Artillery shells comprising two sections connected together have been known for many years. The advantage of constructing an artillery shell having two sections is that the artillery shell can be adapted for different mission requirements. For instance, one of the sections can comprise a conventional warhead and the other of the sections can comprise a rocket motor. After the connection of the sections, the artillery shell can be conventionally loaded in the breech of a field piece and fired.
The aforementioned known artillery shells have complementary coupling members attached to the ends of their sections. Known complementary coupling members have included an externally threaded male member attached to one of the sections and an internally threaded female member located in the other of the sections to produce a conventional threaded spigot joint between the sections. Torsional and axial loads between the sections are absorbed by pins extending through the sections and the male and the female members.
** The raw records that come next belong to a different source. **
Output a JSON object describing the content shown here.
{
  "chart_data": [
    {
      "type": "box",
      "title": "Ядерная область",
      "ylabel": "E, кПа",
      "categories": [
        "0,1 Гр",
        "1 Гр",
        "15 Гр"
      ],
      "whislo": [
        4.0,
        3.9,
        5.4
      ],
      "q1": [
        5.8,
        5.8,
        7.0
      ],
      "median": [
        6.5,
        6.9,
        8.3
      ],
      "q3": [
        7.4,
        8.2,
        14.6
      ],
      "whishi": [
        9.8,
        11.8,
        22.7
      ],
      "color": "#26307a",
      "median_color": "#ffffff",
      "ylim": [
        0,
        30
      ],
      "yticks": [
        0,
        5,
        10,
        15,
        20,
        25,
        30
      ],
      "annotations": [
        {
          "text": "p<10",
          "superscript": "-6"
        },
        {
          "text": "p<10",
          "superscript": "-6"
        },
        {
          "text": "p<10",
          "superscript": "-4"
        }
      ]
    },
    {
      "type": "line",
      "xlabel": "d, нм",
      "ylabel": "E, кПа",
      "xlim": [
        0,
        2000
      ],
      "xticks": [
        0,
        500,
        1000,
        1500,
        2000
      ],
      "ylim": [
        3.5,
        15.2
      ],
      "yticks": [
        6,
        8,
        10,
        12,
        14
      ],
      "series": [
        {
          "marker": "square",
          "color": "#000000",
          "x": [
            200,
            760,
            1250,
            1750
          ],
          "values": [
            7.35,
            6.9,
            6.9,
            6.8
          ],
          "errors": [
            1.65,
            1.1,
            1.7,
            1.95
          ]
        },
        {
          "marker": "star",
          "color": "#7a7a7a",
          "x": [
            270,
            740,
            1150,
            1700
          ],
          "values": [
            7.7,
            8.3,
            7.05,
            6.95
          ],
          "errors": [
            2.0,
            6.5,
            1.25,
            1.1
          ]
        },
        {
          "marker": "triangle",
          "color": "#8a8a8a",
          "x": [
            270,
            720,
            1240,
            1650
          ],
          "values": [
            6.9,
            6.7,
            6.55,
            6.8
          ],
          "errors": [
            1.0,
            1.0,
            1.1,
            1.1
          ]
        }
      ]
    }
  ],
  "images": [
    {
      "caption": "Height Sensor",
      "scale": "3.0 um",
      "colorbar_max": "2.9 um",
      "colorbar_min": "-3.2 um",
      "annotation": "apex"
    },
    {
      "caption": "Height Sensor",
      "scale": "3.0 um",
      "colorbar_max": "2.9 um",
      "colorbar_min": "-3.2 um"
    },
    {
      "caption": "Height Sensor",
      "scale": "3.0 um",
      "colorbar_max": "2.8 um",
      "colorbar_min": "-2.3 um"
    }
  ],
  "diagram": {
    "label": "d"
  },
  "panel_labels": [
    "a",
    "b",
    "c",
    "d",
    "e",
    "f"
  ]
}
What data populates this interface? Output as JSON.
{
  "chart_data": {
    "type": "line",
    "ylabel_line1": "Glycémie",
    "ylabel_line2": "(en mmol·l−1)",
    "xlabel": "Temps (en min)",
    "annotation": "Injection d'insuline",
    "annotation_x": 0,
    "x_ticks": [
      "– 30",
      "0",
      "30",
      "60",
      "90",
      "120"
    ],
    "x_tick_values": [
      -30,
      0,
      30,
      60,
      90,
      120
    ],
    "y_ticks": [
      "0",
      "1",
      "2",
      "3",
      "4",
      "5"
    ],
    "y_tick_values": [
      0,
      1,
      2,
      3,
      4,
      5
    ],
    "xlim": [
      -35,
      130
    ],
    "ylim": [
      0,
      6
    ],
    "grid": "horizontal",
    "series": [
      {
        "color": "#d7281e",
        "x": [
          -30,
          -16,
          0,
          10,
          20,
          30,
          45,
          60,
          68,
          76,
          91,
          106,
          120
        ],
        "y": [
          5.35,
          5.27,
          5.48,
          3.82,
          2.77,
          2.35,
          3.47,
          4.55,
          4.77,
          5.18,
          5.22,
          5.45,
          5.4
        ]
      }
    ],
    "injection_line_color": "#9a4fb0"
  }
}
The disadvantage of the connection as described hereinabove, is that once the pins are set in place the sections of the artillery shell can not be disconnected. Thus, once the artillery shell is assembled, it can not be disassembled should mission requirements change. Additionally, when one of the sections is a rocket motor, it is often desirable to periodically inspect the rocket motor. This cannot be easily done if the rocket can not be disconnected from the war head.
In accordance with the foregoing, it is an object of the present invention to provide an artillery shell comprising two sections having complementary coupling members which can be engaged to connect the sections of the artillery shell into an abutting relationship and disconnected to permit the sections to be changed or inspected.